What I have been presented today is a long-term outcome. And for this long-term outcome, there are two very important points to mention.

First, we only look at the participants in the study who receive only mirikizumab from the beginning. Then they were in clinical response at week 12. Then they were randomized to receive mirikizumab as maintenance. And then they were in remission at one year and they were subsequently followed up. So in other words, it's a kind of selection of patients who did well on the drug. And the goal was to look at the long-term outcomes. The question is, how long did they do well?

And in order to look at very stringent endpoint, we looked at this very interesting concept, which is called disease clearance. As you know, in ulcerative colitis, there are different endpoints, clinical endpoints, which is symptomatic remission; endoscopic endpoint, which is endoscopic remission; and histological endpoint. And basically, the disease clearance is a kind of combination of everything, meaning that you are able to achieve symptomatic endoscopic and histological remission.

So what we basically showed in this post-doc study is that in patients who were able to achieve remission at one year, so we're in remission at one year, most of those patients, the majority of those patients were able to maintain disease clearance further on until year 4. Of course, some patients lost response, but overall there was a remarkable maintenance on drug, which is a testimony of the good efficacy of this drug for maintenance when the remission has been achieved at one year.

So why is it important?

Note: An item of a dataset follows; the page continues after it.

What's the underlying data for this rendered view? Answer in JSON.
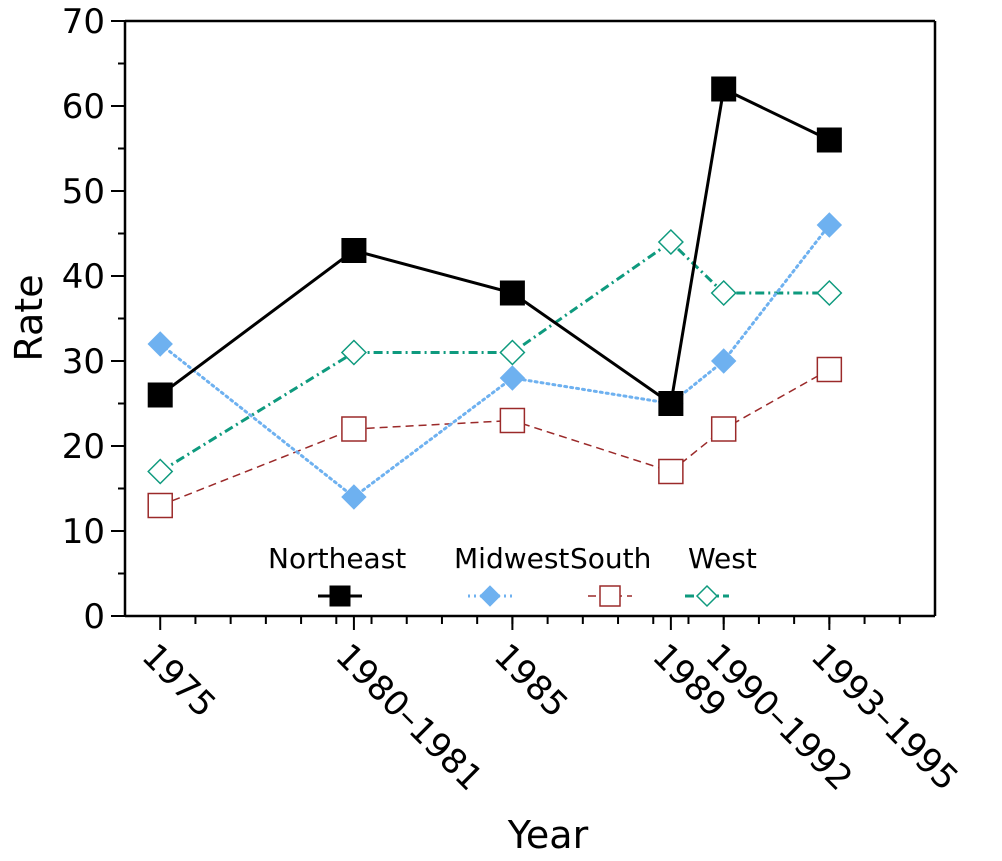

It's important because of course, as you know, when we are treating patients with ulcerative colitis, we are always considering long-term. As we always say, it's not a sprint, but it's a marathon. And it's showing that if you are able to achieve remission early, actually the chance of remaining in remission and even in disease clearance at 4 years is relatively important.

Very important point as well, there was no new safety signal, meaning that it's also key to mention that this is a safe drug, able to maintain in the long-term and with a good safety profile.

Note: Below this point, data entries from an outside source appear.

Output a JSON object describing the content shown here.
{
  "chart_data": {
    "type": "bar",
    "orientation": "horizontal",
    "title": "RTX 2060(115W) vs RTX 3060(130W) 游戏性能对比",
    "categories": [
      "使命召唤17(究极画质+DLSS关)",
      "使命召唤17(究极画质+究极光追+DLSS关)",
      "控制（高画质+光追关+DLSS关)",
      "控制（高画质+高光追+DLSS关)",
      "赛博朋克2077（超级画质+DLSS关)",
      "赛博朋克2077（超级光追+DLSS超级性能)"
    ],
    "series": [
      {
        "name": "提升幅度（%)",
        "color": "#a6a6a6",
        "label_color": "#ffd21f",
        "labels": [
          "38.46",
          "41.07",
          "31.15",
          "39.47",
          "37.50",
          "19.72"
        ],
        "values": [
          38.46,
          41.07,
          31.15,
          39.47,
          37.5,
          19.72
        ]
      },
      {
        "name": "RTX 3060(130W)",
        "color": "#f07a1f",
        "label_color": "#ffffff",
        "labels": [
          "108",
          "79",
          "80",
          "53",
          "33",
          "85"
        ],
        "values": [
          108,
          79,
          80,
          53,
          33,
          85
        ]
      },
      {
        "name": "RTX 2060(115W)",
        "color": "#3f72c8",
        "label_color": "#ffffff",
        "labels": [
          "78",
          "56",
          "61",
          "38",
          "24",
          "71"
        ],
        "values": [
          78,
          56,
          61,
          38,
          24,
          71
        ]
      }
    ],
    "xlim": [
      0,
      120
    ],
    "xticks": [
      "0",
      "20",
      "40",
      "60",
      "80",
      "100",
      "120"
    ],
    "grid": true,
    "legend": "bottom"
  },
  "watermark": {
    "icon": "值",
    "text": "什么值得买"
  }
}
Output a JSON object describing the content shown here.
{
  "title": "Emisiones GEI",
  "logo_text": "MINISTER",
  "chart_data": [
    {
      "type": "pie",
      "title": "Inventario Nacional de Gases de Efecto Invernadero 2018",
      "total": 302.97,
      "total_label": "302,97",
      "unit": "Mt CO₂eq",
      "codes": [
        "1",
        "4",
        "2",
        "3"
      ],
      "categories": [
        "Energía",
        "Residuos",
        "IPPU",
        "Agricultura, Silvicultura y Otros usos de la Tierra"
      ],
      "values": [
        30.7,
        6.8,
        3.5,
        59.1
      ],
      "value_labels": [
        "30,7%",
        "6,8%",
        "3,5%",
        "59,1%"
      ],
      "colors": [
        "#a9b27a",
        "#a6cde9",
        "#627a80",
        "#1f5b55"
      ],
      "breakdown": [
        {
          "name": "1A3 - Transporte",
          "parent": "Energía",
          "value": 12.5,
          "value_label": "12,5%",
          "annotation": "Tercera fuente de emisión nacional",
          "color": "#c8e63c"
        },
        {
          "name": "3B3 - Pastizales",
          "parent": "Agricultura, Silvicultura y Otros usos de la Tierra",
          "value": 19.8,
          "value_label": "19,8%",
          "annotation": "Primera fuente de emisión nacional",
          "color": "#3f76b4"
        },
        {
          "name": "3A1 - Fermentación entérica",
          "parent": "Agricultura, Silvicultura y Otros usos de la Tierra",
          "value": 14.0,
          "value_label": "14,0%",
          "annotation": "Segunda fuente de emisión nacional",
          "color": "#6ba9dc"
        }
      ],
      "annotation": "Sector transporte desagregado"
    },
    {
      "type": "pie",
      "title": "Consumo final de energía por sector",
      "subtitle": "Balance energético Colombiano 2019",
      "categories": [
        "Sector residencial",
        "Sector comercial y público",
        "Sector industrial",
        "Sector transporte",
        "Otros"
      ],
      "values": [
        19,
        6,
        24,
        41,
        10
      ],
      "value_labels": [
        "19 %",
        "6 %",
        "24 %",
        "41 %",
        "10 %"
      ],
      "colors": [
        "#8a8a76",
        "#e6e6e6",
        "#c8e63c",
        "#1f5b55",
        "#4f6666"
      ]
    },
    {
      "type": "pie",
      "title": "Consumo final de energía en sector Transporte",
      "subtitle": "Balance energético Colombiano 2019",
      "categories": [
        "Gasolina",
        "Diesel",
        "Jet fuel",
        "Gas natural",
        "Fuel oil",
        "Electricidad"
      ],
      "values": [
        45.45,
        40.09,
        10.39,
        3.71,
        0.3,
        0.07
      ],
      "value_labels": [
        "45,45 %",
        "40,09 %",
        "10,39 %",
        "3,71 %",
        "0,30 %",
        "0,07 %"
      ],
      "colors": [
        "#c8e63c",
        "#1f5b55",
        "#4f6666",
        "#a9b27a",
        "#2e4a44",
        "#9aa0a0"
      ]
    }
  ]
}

Coming back to this outcome of disease clearance, I think it's fair to say that we don't know if this is the next target to achieve in ulcerative colitis because it's very stringent, and we still don't know what's best target to achieve in ulcerative colitis. And as a matter of fact, we will get this year later on the result of the VERDICT trial, which should be able to answer this question because in that study, we prospectively randomize patient with ulcerative colitis and treat them in order to achieve clinical remission or endoscopic remission or endoscopic and histological remission. And we looked at their long-term outcomes. So bottom line, to see if we are able to change the natural history of the disease—less colectomy, hospitalization, surgeries. And this study is very important because it will tell us, yes, you need to treat to endoscopic killing or treat to clinical remission is good enough.

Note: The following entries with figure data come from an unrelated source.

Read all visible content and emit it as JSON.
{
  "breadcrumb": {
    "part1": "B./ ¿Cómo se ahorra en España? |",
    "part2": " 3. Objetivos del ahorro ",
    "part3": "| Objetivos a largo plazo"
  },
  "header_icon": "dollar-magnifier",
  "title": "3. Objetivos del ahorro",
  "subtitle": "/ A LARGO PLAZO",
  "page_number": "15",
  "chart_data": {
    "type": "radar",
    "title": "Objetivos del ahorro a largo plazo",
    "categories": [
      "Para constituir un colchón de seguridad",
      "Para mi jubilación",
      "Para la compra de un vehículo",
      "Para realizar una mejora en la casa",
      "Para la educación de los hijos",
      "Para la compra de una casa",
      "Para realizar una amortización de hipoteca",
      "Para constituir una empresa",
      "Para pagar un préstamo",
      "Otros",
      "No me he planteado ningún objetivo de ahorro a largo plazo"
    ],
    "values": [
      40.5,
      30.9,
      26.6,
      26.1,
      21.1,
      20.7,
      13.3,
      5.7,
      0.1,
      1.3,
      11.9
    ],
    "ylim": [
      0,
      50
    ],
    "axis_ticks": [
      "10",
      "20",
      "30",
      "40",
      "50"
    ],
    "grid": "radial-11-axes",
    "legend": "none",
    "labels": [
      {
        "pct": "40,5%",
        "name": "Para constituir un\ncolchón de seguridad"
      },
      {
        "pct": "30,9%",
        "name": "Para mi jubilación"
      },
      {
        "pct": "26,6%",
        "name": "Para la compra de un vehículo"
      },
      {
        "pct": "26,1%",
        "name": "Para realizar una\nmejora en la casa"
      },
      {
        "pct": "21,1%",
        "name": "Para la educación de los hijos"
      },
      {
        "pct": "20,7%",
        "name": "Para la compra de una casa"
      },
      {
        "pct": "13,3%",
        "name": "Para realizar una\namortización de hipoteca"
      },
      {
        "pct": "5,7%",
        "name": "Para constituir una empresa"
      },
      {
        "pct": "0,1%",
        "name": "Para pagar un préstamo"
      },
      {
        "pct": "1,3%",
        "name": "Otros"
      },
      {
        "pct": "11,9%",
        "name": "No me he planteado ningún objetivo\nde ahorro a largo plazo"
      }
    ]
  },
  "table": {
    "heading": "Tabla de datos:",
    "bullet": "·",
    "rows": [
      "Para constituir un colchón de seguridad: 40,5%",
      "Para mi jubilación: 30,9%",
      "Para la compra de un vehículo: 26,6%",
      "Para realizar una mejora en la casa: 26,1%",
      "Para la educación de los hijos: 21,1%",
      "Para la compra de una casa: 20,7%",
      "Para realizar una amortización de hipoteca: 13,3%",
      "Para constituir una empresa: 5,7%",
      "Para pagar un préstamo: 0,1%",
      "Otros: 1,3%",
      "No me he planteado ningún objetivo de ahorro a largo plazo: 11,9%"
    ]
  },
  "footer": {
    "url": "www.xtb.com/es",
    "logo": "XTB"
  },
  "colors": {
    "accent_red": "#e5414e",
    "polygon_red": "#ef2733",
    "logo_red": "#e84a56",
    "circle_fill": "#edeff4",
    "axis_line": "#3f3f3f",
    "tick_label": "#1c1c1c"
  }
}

So in advance of this study, the data that are presented during this meeting is showing that mirikizumab could be one of the drugs used to maintain long-term clearance and long-term remission in patient with UC and maybe change their natural history, even though this was not fully addressed in this study. To go a little bit more in the detail, we use two definition of disease clearance: a classical one, which was symptomatic remission, endoscopic remission, with a Mayo score of one of 01, and what we call mucosal healing, which is histo and low remission. But we even use a more stringent endpoint, a kind of modified definition of disease clearance, more stringent, where we only consider patients who are able to achieve an endoscopic score of zero. And even though the percentages of patients were less at the end of four years, still there was a very good number of patients, approximately 30 to 40% were able to achieve this very strict definition of disease clearance at 4 years.